Неудивительно, что хотя мы и понимаем высказывания, сделанные на языке, но тем не менее не понимаем, как мы их понимаем. Снова исходный парадокс: с помощью языка можно выразить то, что с его помощью не может быть выражено. Так, мы пользуемся языком, но далеко не в полной мере осознаем его структуру, без знания которой мы тем не менее вообще не можем пользоваться языком. Дети, овладевая языком, научаются строить грамматически корректные предложения, еще не зная саму грамматику. Таким образом, носитель языка обладает умением отличать правильно построенные предложения от неправильных, даже не зная, как он умеет это делает.

Как вообще человек способен пользоваться грамматическими правилами, не зная оных?

Ответ самого популярного современного лингвиста Н. Хомского уже можно предугадать: люди способны пользоваться грамматическими структурами, потому что эти структуры имеют врожденный характер. Как мы только что видели, к подобному объяснительному приему прибегает даже такой непримиримый оппонент Хомского, как А. Вежбицкая.

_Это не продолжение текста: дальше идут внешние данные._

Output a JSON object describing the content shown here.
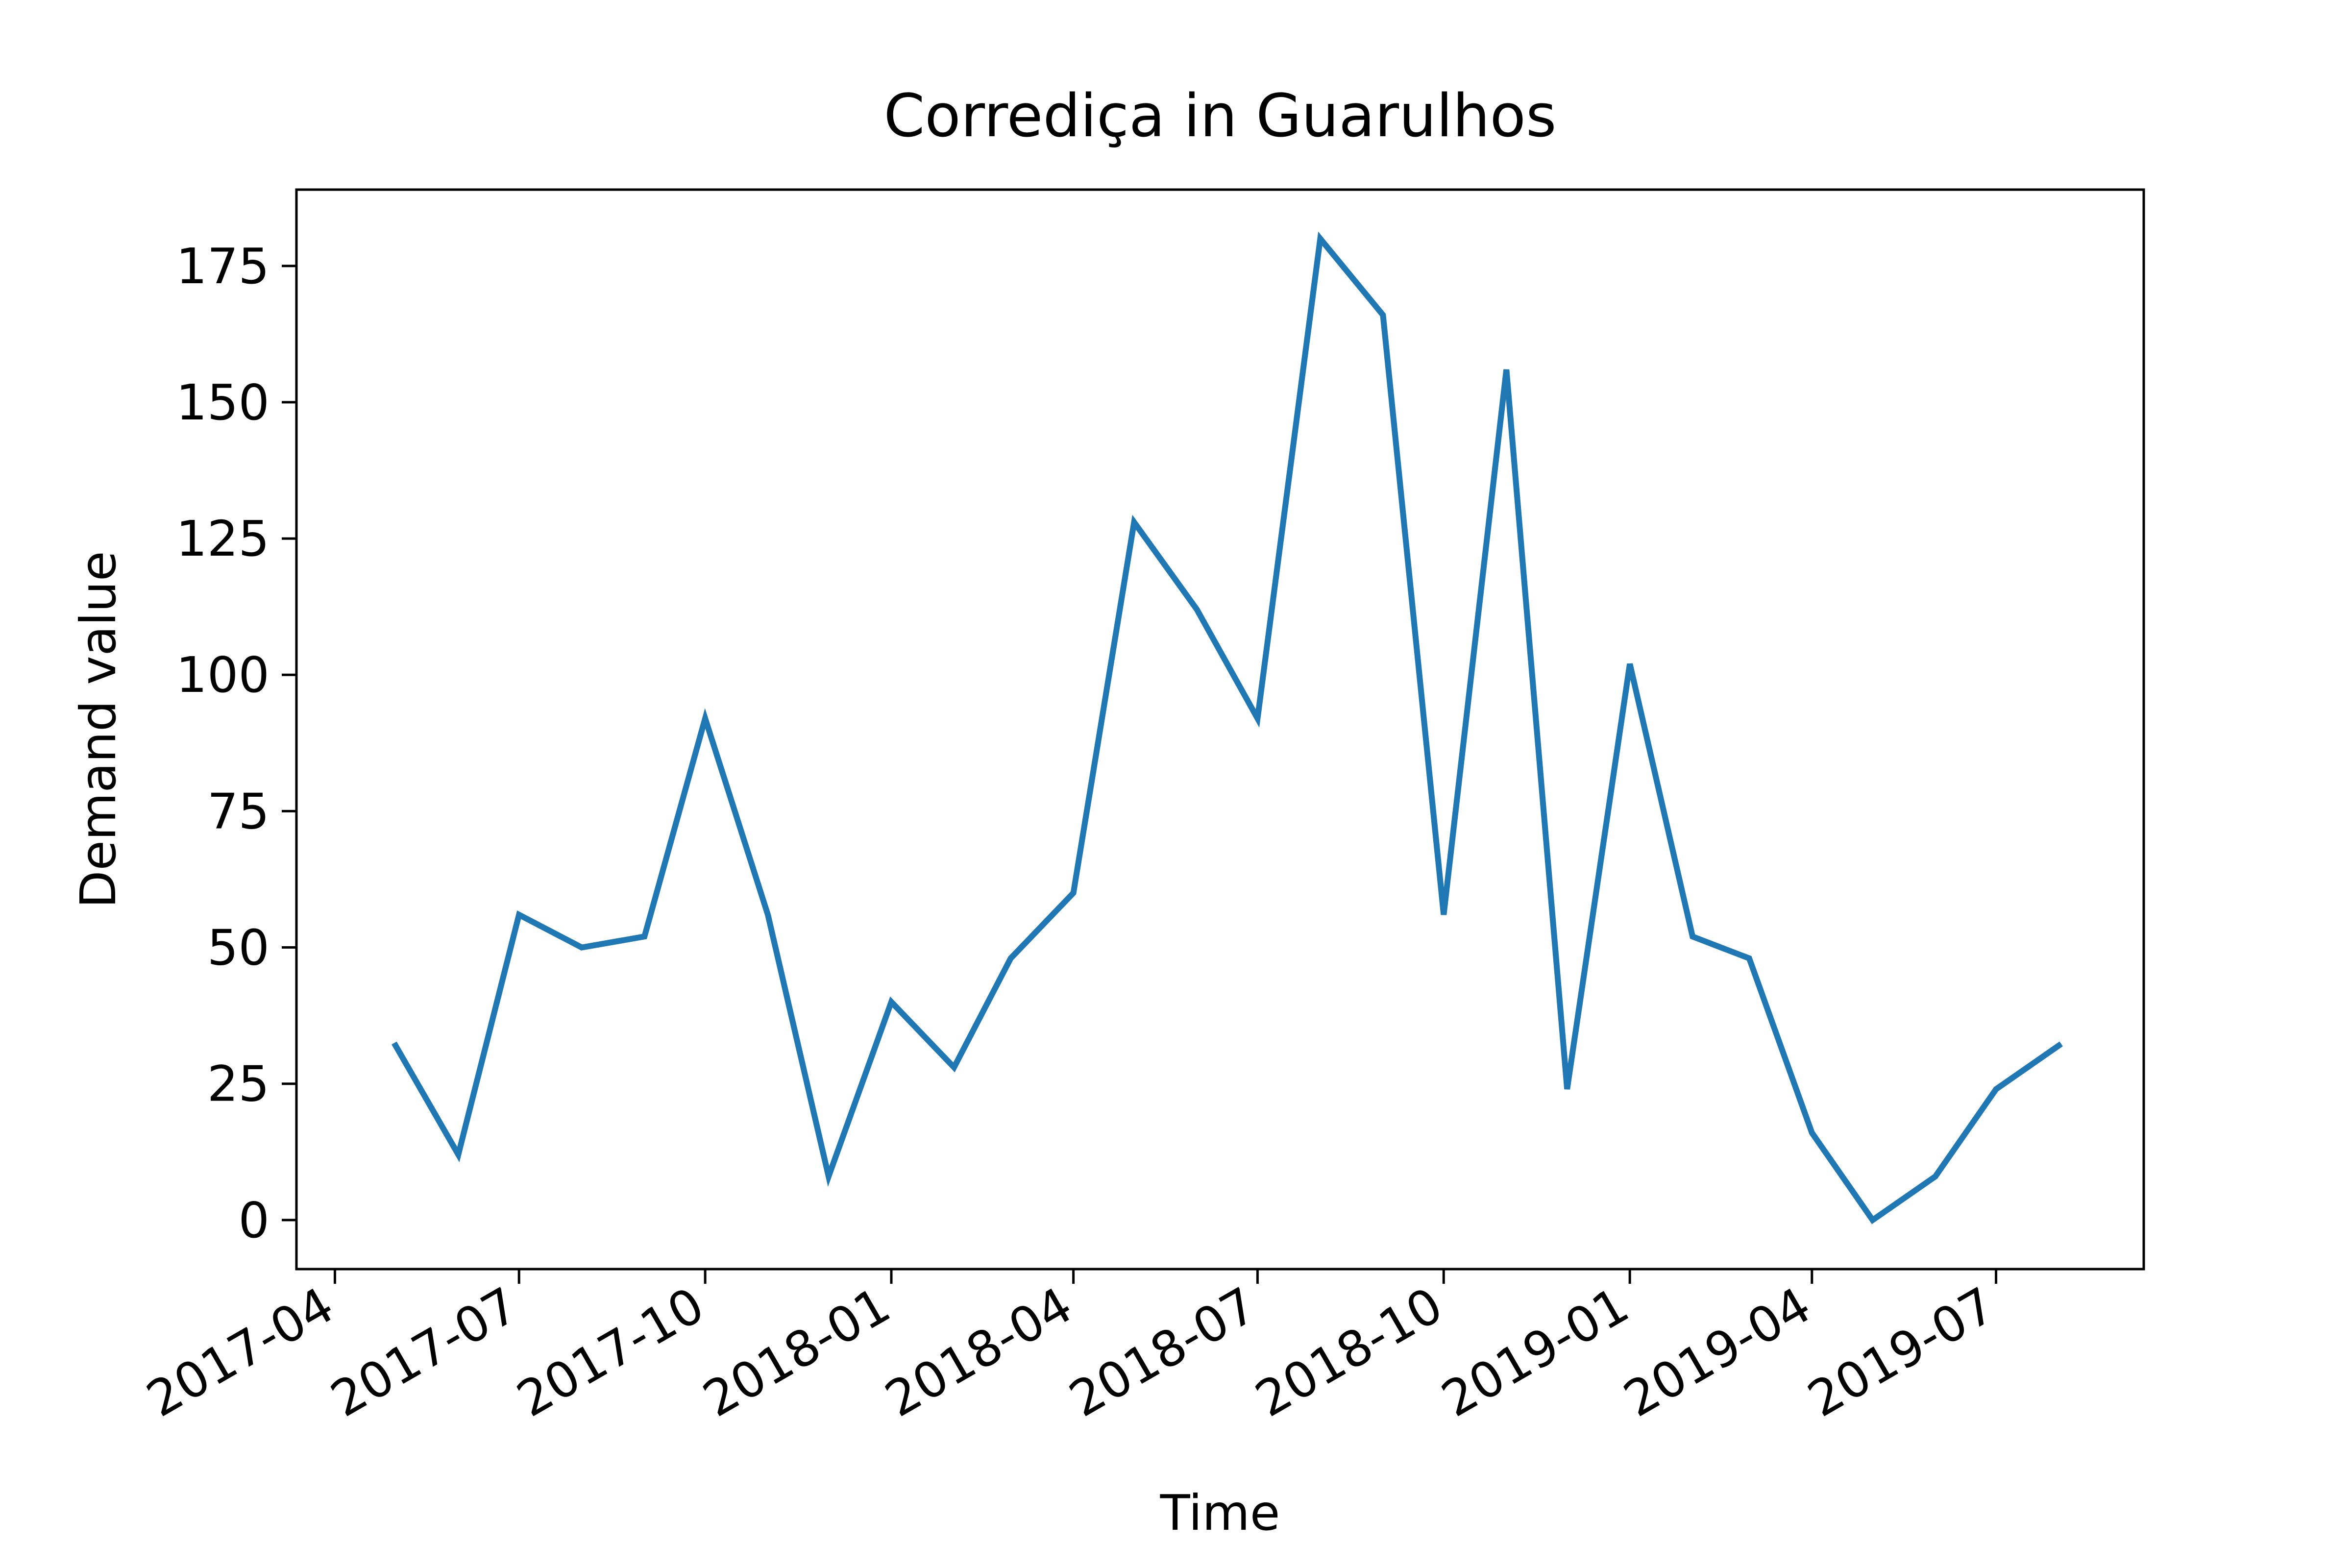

Хомский преуспел в построении формальной грамматической теории и в поисках универсальной грамматики, которую он для простоты и трактует как врожденную. Это, конечно же, не выдерживает серьезной критики. Она сродни рассмотренным выше попыткам описать в физиологических терминах и процессы заучивания, и научение, и творчество. Смею надеяться, читатель уже убедился, к какому логическому мраку это обычно приводит. Однако, пожалуй, даже опаснее (чтобы не сказать: смешнее) считать возникновение грамматических структур или универсальных концептов – без всяких на то генетических оснований – следствием случайных генных мутаций.

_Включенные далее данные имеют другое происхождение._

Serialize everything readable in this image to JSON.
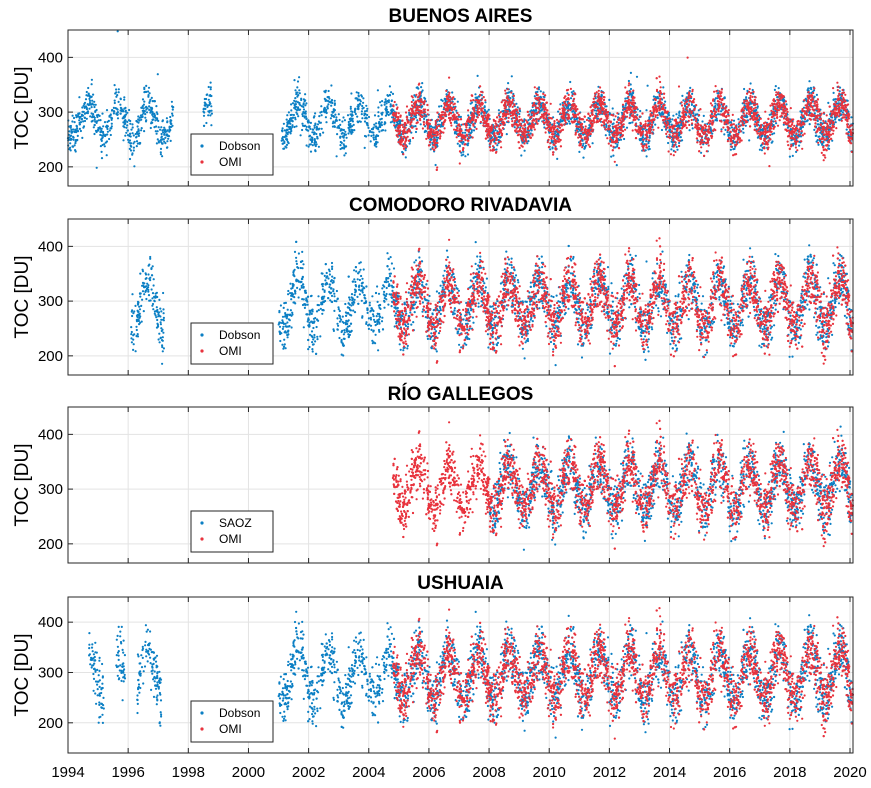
{
  "chart_data": [
    {
      "type": "scatter",
      "title": "BUENOS AIRES",
      "ylabel": "TOC [DU]",
      "xlim": [
        1994,
        2020.1
      ],
      "ylim": [
        165,
        450
      ],
      "yticks": [
        "200",
        "300",
        "400"
      ],
      "grid": true,
      "legend_position": "lower-left",
      "series": [
        {
          "name": "Dobson",
          "color": "#0b7fc4",
          "coverage": [
            [
              1994.0,
              1997.5
            ],
            [
              1998.5,
              1998.8
            ],
            [
              2001.1,
              2020.1
            ]
          ]
        },
        {
          "name": "OMI",
          "color": "#e8333d",
          "coverage": [
            [
              2004.8,
              2020.1
            ]
          ]
        }
      ],
      "summary": {
        "mean": 285,
        "seasonal_amplitude": 30,
        "peak_month": 9
      }
    },
    {
      "type": "scatter",
      "title": "COMODORO RIVADAVIA",
      "ylabel": "TOC [DU]",
      "xlim": [
        1994,
        2020.1
      ],
      "ylim": [
        165,
        450
      ],
      "yticks": [
        "200",
        "300",
        "400"
      ],
      "grid": true,
      "legend_position": "lower-left",
      "series": [
        {
          "name": "Dobson",
          "color": "#0b7fc4",
          "coverage": [
            [
              1996.1,
              1997.2
            ],
            [
              2001.0,
              2020.1
            ]
          ]
        },
        {
          "name": "OMI",
          "color": "#e8333d",
          "coverage": [
            [
              2004.8,
              2020.1
            ]
          ]
        }
      ],
      "summary": {
        "mean": 295,
        "seasonal_amplitude": 45,
        "peak_month": 9
      }
    },
    {
      "type": "scatter",
      "title": "RÍO GALLEGOS",
      "ylabel": "TOC [DU]",
      "xlim": [
        1994,
        2020.1
      ],
      "ylim": [
        165,
        450
      ],
      "yticks": [
        "200",
        "300",
        "400"
      ],
      "grid": true,
      "legend_position": "lower-left",
      "series": [
        {
          "name": "SAOZ",
          "color": "#0b7fc4",
          "coverage": [
            [
              2008.0,
              2020.1
            ]
          ]
        },
        {
          "name": "OMI",
          "color": "#e8333d",
          "coverage": [
            [
              2004.8,
              2020.1
            ]
          ]
        }
      ],
      "summary": {
        "mean": 305,
        "seasonal_amplitude": 45,
        "peak_month": 9
      }
    },
    {
      "type": "scatter",
      "title": "USHUAIA",
      "ylabel": "TOC [DU]",
      "xlim": [
        1994,
        2020.1
      ],
      "ylim": [
        140,
        450
      ],
      "yticks": [
        "200",
        "300",
        "400"
      ],
      "xticks": [
        "1994",
        "1996",
        "1998",
        "2000",
        "2002",
        "2004",
        "2006",
        "2008",
        "2010",
        "2012",
        "2014",
        "2016",
        "2018",
        "2020"
      ],
      "grid": true,
      "legend_position": "lower-left",
      "series": [
        {
          "name": "Dobson",
          "color": "#0b7fc4",
          "coverage": [
            [
              1994.7,
              1995.2
            ],
            [
              1995.6,
              1995.9
            ],
            [
              1996.3,
              1997.1
            ],
            [
              2001.0,
              2020.1
            ]
          ]
        },
        {
          "name": "OMI",
          "color": "#e8333d",
          "coverage": [
            [
              2004.8,
              2020.1
            ]
          ]
        }
      ],
      "summary": {
        "mean": 295,
        "seasonal_amplitude": 50,
        "peak_month": 9
      }
    }
  ]
}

Аллахвердов уверен, что проблема не в генетике, а в природе сознания. Человек осознанно оперирует языком, не осознавая, как он это делает. Сознание не умеет осознавать процесс создания осознаваемого. А значит, нет ничего удивительного, что оно не умеет осознавать и процесс вербализации собственных мыслей, в том числе и процесс построения значений и грамматических конструкций. И до тех пор, пока не будут описаны механизмы сознания, процесс порождения и восприятия языковых высказываний просто не может быть понят.

Парадокс второй: для описания окружающих предметов язык использует понятия, но сами эти понятия отражают то, чего в окружающем мире не существует. Утверждение Аристотеля, что душевные состояния определяются образами предметов, только все запутывает.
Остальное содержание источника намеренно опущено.